One day last summer, I climbed a mountain. It was a lovely day – if anything a little too hot – and I enjoyed some gorge scrambling, stunning views, and the sense of challenge fulfilled as I reached the top. I sat down to eat my lunch as I admired the view. I was disturbed by only one other person during my break. Yet under a mile away, on a very similar peak, I could see crowds of people. They were coming and going all the time. At one point I tried to count up through my binoculars: there were at least 25 people on the summit at that moment.

The two peaks were very similar: equally accessible, equally scenic, and with similar views. In some respects, the mountain I was on was more impressive than the other. So why should there be such a huge preference for the other, of two virtually equal alternatives? The reason is very simple: that one is the highest peak in England (Scafell Pike); mine was merely the second highest (Scafell).

So this set me thinking. Superlatives are incredibly alluring, aren’t they?

I thought about how often they crop up in advertising: newest, fastest, biggest, most powerful. The Christian world is no exception. I have come across churches and other organisations self-describing as the largest, fastest growing, most innovative, oldest, newest.

I wonder what kind of effects this culture has and what are the implications of following it? In the Lake District that is very clear: some fells suffer serious erosion from very high volumes of visitors. What analogous ‘damage’ might result in social or spiritual terms if we succumb to the allure of the superlative? I don’t have any clear idea – and I don’t want to make suggestions in case they sound like accusations – but it seems to me a question well worth pondering.

Two biblical principles come to mind as I reflect on this matter. The first is the way that God consistently subverts the allure of the superlative. The blessing of the first-born passes from Esau to Jacob. The election of Israel was not because they were the largest but because they were the fewest (Deut. 7:7, using the opposite superlative in deconstruction of the allure). Nebuchadnezzar, the most powerful, became powerless and pitiful (Dan. 4:28-33).

So God does not unduly value the superlative. Instead, God’s ways are the ways of grace: unmerited favour, value that is freely bestowed in reckless and even unfair ways.

Which leads to my second reflection which is the blessedness of contentment. ‘Godliness with contentment is great gain’ (1Tim. 6:6). The antidote to the allure of the superlative is satisfaction with the present. Perhaps it is discontentment that pushes us towards the superlatives. It is entirely natural to want to feel ‘valued’ or ‘special’. The superlative can have its allure because it provides a rationale for that value. In other words, perhaps a desire to identify with (or as) a superlative is effectively a yearning for value, a comfort blanket of reassurance that there is a reason why we are special to God (or anyone else).

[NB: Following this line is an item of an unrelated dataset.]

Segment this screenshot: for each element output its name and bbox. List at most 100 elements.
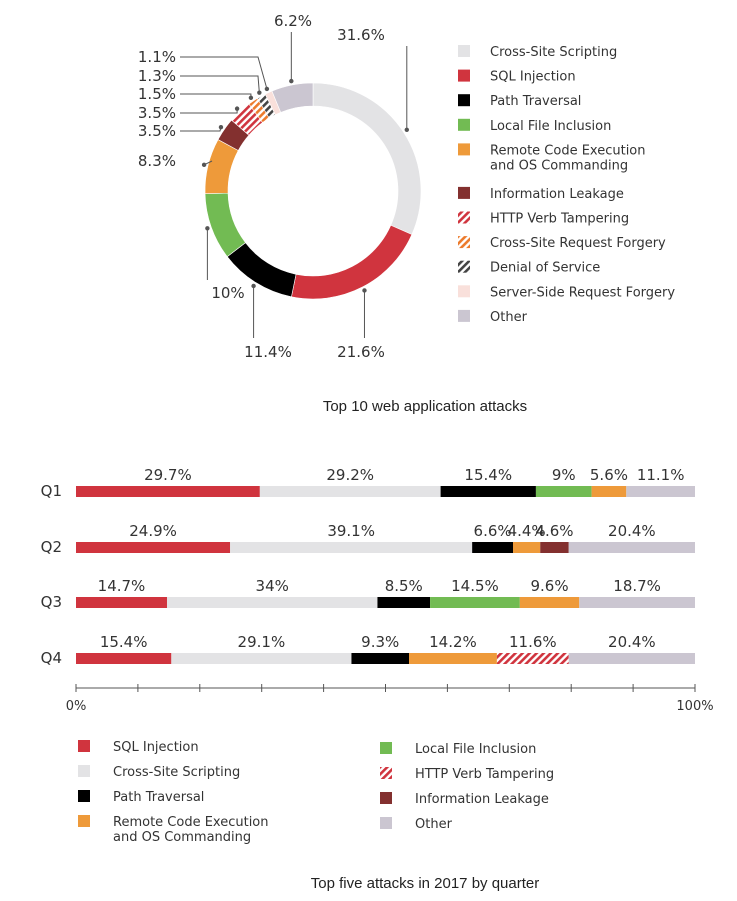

Part of the prompting to write this now is the very unusual circumstances we are in. Many churches are doing something radically new during lockdown and no doubt that will be a gateway to different patterns of ‘being church’ when restrictions are lifted. I wonder whether this will create a context where there is a temptation to want to ‘keep up with the (St.) Joneses’. The allure of the superlative plays right into the hands of such temptation.